Complete genomes from metagenomic samples

The advancement of DNA sequencing technologies to allow genomic analysis of samples containing many organisms (metagenomics) has made it possible to obtain genome sequences from unculturable microorganisms — shedding new light on the composition and interaction of complex microbial communities. However, the limitations of traditional short-read sequencing strategies mean that most of these sequenced metagenomes are fragmented.

Many researchers have now applied the long reads provided by nanopore sequencing to generate complete, closed microbial genome assemblies from a range of metagenomic samples.1, 2, 3

Given that nanopore sequencing can generate megabase length reads and that the typical size range of double-stranded DNA bacteriophages are approximately 3–300 kb, Beaulaurier et al.1 reasoned that it would be possible to resolve entire viruses in single reads — overcoming all of the assembly challenges associated with short-read sequencing techniques. They developed a novel assembly-free workflow to obtain complete viral genomes from environmental samples.

‘The method requires no amplification or de novo short-read assembly, and so avoids the most common biases inherent in previous approaches’1

Seawater samples obtained at depths of 25 m, 117 m, and 250 m, and viral particles were enriched using tangential flow filtration. The resulting viral concentrate was subsequently purified and prepared for sequencing on the GridION. In order to select for full-length genome sequences, all reads containing direct terminal repeats (DTRs) — which flank both ends of most dsDNA tailed phages — were retained. Reads were then grouped into discreet genome clusters and the individual reads within each cluster were used to generate a polished genome.

In total, 1,864 high-quality polished draft genomes were obtained, with the 25 m, 117 m, and 250 m samples generating 566, 93, and 1,205 unique assembly-free virus genomes (AFVGs), respectively (Table 1).

Table 1: Sequencing statistics for virus-enriched seawater samples obtained from three different depths. Table adapted from Beaulaurier et al.1

Examining the AFVGs revealed that the virus DTRs ranged from 32–4,829 bp in length, with only minor differences in length observed between the three samples. According to the researchers, ‘Such repeats would not be readily resolved via short-read assembly approaches alone, since they would either collapse into a single copy or produce circular misassemblies’.

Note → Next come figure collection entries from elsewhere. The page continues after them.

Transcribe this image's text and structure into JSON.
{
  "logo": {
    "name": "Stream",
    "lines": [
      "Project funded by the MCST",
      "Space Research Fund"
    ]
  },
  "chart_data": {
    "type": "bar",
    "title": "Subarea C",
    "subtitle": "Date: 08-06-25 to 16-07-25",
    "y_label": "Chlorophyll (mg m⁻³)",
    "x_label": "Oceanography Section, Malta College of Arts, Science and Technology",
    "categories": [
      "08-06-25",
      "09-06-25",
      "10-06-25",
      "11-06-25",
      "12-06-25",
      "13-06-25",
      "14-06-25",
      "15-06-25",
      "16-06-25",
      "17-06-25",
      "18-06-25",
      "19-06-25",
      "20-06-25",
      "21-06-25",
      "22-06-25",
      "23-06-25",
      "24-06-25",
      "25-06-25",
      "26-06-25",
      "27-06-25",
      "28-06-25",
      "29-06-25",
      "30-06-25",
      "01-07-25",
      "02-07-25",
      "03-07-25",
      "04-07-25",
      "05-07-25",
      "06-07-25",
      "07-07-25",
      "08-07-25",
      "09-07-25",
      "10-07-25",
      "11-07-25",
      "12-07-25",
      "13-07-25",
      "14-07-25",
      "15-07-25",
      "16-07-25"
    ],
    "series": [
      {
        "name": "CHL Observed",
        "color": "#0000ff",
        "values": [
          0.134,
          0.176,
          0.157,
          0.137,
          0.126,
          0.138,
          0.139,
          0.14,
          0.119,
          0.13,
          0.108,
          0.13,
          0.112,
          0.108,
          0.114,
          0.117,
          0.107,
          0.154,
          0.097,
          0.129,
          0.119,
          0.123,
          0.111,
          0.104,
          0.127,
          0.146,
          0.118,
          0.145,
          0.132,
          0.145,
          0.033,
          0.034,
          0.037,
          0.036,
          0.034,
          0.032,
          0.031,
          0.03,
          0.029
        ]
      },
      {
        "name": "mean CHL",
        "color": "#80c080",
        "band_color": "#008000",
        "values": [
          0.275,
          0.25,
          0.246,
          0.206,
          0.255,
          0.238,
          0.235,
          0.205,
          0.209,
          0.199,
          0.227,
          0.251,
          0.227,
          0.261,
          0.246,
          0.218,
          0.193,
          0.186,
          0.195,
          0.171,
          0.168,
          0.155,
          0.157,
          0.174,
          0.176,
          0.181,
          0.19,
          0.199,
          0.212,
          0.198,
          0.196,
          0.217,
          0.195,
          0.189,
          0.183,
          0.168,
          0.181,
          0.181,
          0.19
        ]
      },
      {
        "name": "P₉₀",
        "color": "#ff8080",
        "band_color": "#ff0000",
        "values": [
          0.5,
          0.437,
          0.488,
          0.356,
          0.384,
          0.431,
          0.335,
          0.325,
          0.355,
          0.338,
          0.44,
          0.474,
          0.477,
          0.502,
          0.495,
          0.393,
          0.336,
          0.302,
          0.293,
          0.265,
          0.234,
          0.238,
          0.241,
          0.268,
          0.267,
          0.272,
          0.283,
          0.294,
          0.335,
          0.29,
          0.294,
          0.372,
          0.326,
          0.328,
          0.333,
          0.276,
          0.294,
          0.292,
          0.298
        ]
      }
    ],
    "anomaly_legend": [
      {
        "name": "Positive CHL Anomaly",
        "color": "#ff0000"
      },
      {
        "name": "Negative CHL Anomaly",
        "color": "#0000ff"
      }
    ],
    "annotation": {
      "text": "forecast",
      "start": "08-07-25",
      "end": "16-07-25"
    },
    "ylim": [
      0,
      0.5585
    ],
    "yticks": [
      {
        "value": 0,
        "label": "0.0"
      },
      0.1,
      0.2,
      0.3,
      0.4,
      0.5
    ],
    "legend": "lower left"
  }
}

‘The nanopore sequencing approach described here recovered many more complete virus genome sequences than did short-read sequencing and assembly approaches alone’1

Analysis of the sequence content of DTR repeats also allowed inference of the phage packaging strategy, discriminating between cleavage at specific, fixed sites and non-specific cleavage associated with the ‘headful’ packaging mechanism.

Few of the protein coding regions identified bore high similarity to those in the NCBI RefSeq database, with the largest proportion of novel genes identified in the 250 m sample. Recently researchers at the Chinese Academy of Sciences utilised the long nanopore sequencing reads delivered by the PromethION device to profile the human gut virome.4 To capture both DNA and RNA viruses, both native DNA sequencing and cDNA sequencing was performed, with the former permitting the first insights into the epigenetic modifications of phages. A highly diverse virome was observed across the five samples studied, with only a small amount of ‘core’ viruses shared between all samples. In addition, the majority of contigs were not present in existing sequence databases, suggesting the identification of previously unknown genomes.

1. Beaulaurier, J. et al. Assembly-free single-molecule sequencing recovers complete virus genomes from natural microbial communities. Genome Res.30(3):437–446 (2020)

2. Moss, E.L., Maghini, D.G., and Bhatt, A.S. Complete, closed bacterial genomes from microbiomes using nanopore sequencing. Nat. Biotechnol. [Online ahead of print] (2020).

3. Stewart, R.D. et al. Compendium of 4,941 rumen metagenome assembled genomes for rumen microbiome biology and enzyme discovery. Nat. Biotechnol. 37(8):953-961 (2019).

4. Cao, J. et al. Profiling of human gut virome with Oxford Nanopore technology. bioRxiv 933077 (2020).